Here are the 4 different types of acute care medicine:

#4 Bad care is giving a patient an antibiotic they don’t need for a 3- day cold.

#3 Marginal care is refusing an antibiotic for a 3-day cold and having a patient leave the encounter upset and angry about wasting time and money.

#2 Good care is talking to the patient about viruses, colds and antibiotics so they leave comfortable about this and future antibiotic decisions.
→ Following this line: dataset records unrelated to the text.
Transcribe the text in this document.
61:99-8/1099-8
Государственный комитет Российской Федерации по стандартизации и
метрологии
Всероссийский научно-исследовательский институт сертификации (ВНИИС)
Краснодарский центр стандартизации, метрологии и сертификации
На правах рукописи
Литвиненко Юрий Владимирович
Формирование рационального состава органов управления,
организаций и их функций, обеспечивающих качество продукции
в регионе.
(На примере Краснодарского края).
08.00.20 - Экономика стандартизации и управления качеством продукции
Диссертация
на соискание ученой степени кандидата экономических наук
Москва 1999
#1 Great care is a type #2 encounter PLUS recognizing they have an odd looking lesion on their wrist, getting it biopsies and removed, preventing an invasive melanoma and saving their life!

So here’s what I think will happen when Telemedicine for acute care goes mainstream.

Patients online will go to sites to get what they want (#4),  not what they need (#2). The type #4 sites will do a much better volume than type #3 sites, and type #2 sites, which could offer good care,  will have low volume and become increasingly rare.

Although I can’t guarantee it, telemedicine for acute care – which will be presented to everyone as a boon to patients because of convenience – will basically devolve into a high volume pill dispensary (#4).  (Think about it.  When people shop on Amazon.com, they have been trained to pay to get something physical in return.  That’s not going to change.)

But one thing is can guarantee: There will be no type #1 Telemedicine.